Platform for AI/ML and Data Engineering

The same golden-path model — Backstage template → Git → ArgoCD → controllers — extends to ML and data teams. The platform handles the undifferentiated heavy lifting (infra, GitOps, SSO, observability) so ML/data engineers focus on models and pipelines.

Why platform engineering for AI/ML

ML delivery has hard problems (data lineage, reproducibility, large images, GPU scheduling, drift) and an end-to-end lifecycle (data prep → model dev → serving → monitoring) that benefits from MLOps collaboration between data scientists, ML engineers, and ops. A platform standardizes that lifecycle: productivity, scalability, consistency, faster time-to-market, resource efficiency, security, and compliance — by default.

OSS-first on Kubernetes. The platform favors Kubernetes-native OSS so ML/data workloads run on the same substrate as everything else: Ray, JupyterHub, Spark-on-K8s (and, in the broader landscape, Kubeflow, MLflow, Airflow).

The image pre-pull pattern (key platform decision)

AI/ML container images are large (Jupyter 4GB+, framework images 3GB+), so cold starts are painful. The platform runs a DaemonSet that pre-pulls these images to nodes in the background, so notebooks/serving pods start near-instantly. This is an opinionated platform-level solution to a problem every ML team would otherwise hit independently.

Golden path: model development — JupyterHub

JupyterHub provides multi-user, self-service notebooks on Kubernetes. Components: Hub (auth/management), Proxy (routing), and per-user notebook servers.
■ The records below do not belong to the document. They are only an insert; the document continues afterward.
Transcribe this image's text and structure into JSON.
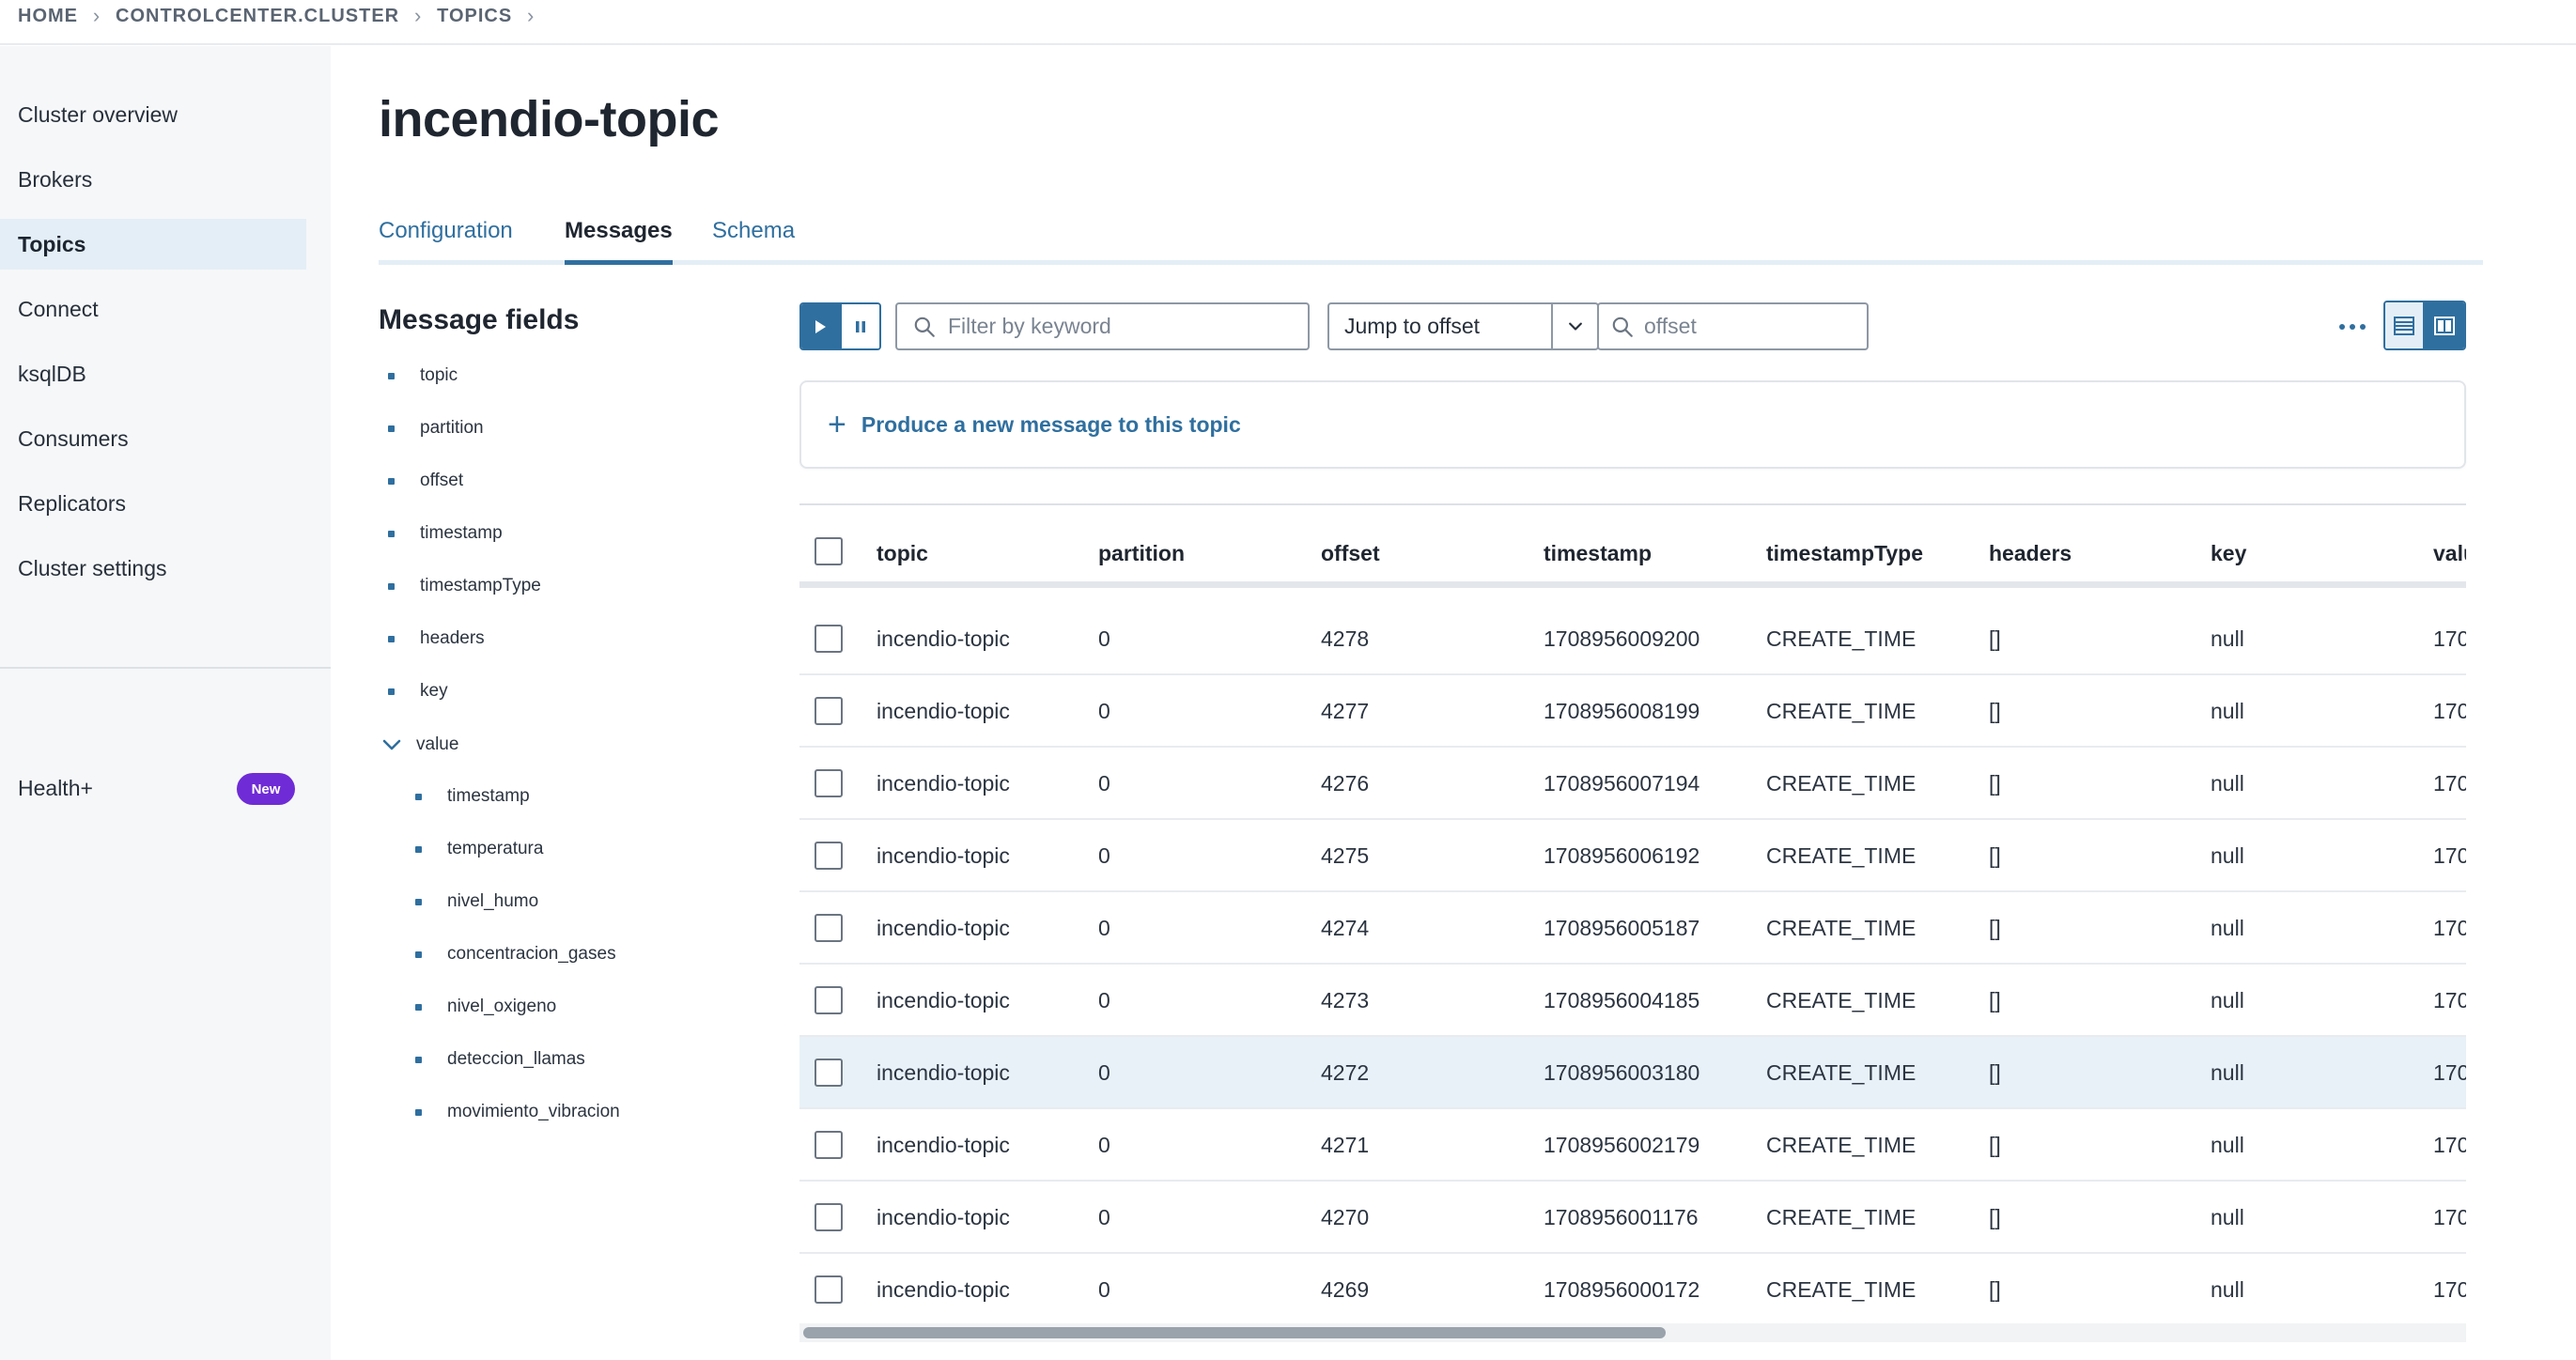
{
  "breadcrumb": [
    "HOME",
    "CONTROLCENTER.CLUSTER",
    "TOPICS"
  ],
  "sidebar": {
    "items": [
      {
        "label": "Cluster overview"
      },
      {
        "label": "Brokers"
      },
      {
        "label": "Topics",
        "active": true
      },
      {
        "label": "Connect"
      },
      {
        "label": "ksqlDB"
      },
      {
        "label": "Consumers"
      },
      {
        "label": "Replicators"
      },
      {
        "label": "Cluster settings"
      }
    ],
    "health_label": "Health+",
    "health_badge": "New"
  },
  "page": {
    "title": "incendio-topic",
    "tabs": [
      {
        "label": "Configuration"
      },
      {
        "label": "Messages",
        "active": true
      },
      {
        "label": "Schema"
      }
    ]
  },
  "message_fields": {
    "title": "Message fields",
    "fields": [
      "topic",
      "partition",
      "offset",
      "timestamp",
      "timestampType",
      "headers",
      "key"
    ],
    "value_label": "value",
    "value_fields": [
      "timestamp",
      "temperatura",
      "nivel_humo",
      "concentracion_gases",
      "nivel_oxigeno",
      "deteccion_llamas",
      "movimiento_vibracion"
    ]
  },
  "toolbar": {
    "filter_placeholder": "Filter by keyword",
    "jump_select": "Jump to offset",
    "offset_placeholder": "offset"
  },
  "produce": {
    "label": "Produce a new message to this topic"
  },
  "table": {
    "columns": [
      "topic",
      "partition",
      "offset",
      "timestamp",
      "timestampType",
      "headers",
      "key",
      "valu"
    ],
    "rows": [
      [
        "incendio-topic",
        "0",
        "4278",
        "1708956009200",
        "CREATE_TIME",
        "[]",
        "null",
        "170"
      ],
      [
        "incendio-topic",
        "0",
        "4277",
        "1708956008199",
        "CREATE_TIME",
        "[]",
        "null",
        "170"
      ],
      [
        "incendio-topic",
        "0",
        "4276",
        "1708956007194",
        "CREATE_TIME",
        "[]",
        "null",
        "170"
      ],
      [
        "incendio-topic",
        "0",
        "4275",
        "1708956006192",
        "CREATE_TIME",
        "[]",
        "null",
        "170"
      ],
      [
        "incendio-topic",
        "0",
        "4274",
        "1708956005187",
        "CREATE_TIME",
        "[]",
        "null",
        "170"
      ],
      [
        "incendio-topic",
        "0",
        "4273",
        "1708956004185",
        "CREATE_TIME",
        "[]",
        "null",
        "170"
      ],
      [
        "incendio-topic",
        "0",
        "4272",
        "1708956003180",
        "CREATE_TIME",
        "[]",
        "null",
        "170"
      ],
      [
        "incendio-topic",
        "0",
        "4271",
        "1708956002179",
        "CREATE_TIME",
        "[]",
        "null",
        "170"
      ],
      [
        "incendio-topic",
        "0",
        "4270",
        "1708956001176",
        "CREATE_TIME",
        "[]",
        "null",
        "170"
      ],
      [
        "incendio-topic",
        "0",
        "4269",
        "1708956000172",
        "CREATE_TIME",
        "[]",
        "null",
        "170"
      ]
    ],
    "highlighted_row": 6
  },
  "colors": {
    "accent": "#2f6f9f",
    "badge": "#6f2bd6",
    "active_nav_bg": "#e4eef6",
    "highlight_row": "#e8f1f8"
  }
}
  • Integrated with Keycloak SSO — same identity as the rest of the platform; users just log in.
  • Platform manages compute provisioning, packages, and notebook persistence; ML engineers get a ready environment (e.g. build a scikit-learn classifier with no infra setup).
  • Extension points: real datasets, GPU instance types, save models to S3, connect MLflow.
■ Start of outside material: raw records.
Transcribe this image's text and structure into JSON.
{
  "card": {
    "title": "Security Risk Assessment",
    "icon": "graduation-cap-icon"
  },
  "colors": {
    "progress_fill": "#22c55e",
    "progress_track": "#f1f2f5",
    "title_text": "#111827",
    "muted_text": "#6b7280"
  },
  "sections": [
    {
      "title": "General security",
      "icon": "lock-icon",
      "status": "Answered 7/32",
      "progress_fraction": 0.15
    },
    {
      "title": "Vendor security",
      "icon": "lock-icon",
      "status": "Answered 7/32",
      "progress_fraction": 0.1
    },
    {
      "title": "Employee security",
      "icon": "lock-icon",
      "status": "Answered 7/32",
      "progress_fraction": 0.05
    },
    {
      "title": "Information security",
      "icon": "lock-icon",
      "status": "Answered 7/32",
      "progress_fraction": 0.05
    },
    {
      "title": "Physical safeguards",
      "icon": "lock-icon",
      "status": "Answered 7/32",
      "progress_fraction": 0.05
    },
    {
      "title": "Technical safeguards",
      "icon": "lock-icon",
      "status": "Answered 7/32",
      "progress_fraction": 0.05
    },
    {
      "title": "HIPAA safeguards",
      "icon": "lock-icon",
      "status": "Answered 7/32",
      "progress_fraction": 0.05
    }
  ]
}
Golden path: model serving — Ray Serve

Ray on Kubernetes (Ray cluster + Ray K8s Operator + Ray Serve) for scalable, low-latency model serving.

Backstage "Ray Service" template → Git repo (manifests) → ArgoCD → Ray Serve resources → inference endpoint
  • ML engineer supplies: name, namespace, worker replicas, model, max tokens. Platform supplies: provisioning, GitOps pipeline, Ray Dashboard observability, the endpoint.
  • Auto-scaling, multi-framework, zero-downtime updates, operator-managed — the model is replaceable with the team's own.
  • Test the endpoint with a simple curl POST to /generate.

Golden path: data engineering — Spark Operator

Spark-on-Kubernetes via the Spark Operator, jobs expressed as SparkApplication CRDs and orchestrated by Argo Workflows.

Backstage "Spark job" template → Git repo (manifests) → ArgoCD → Argo Workflows → Spark Operator → SparkApplication → driver/executor pods
  • Data engineer supplies: app name + the mainApplicationFile (the PySpark script). Platform supplies: Spark infra, workflow orchestration, and observability (Backstage Spark tab + Argo Workflows UI).
  • kubectl get sparkapplications.sparkoperator.k8s.io -A to inspect runs.

The throughline

ML serving, data jobs, and apps all follow the identical loop — a Backstage template generates a Git repo, ArgoCD deploys it, and a controller (Ray/Spark Operator, or KubeVela for apps) reconciles it. One platform, one delivery model, three audiences. That uniformity is the payoff: the platform team maintains one set of paved paths; ML and data teams self-serve exactly like app teams.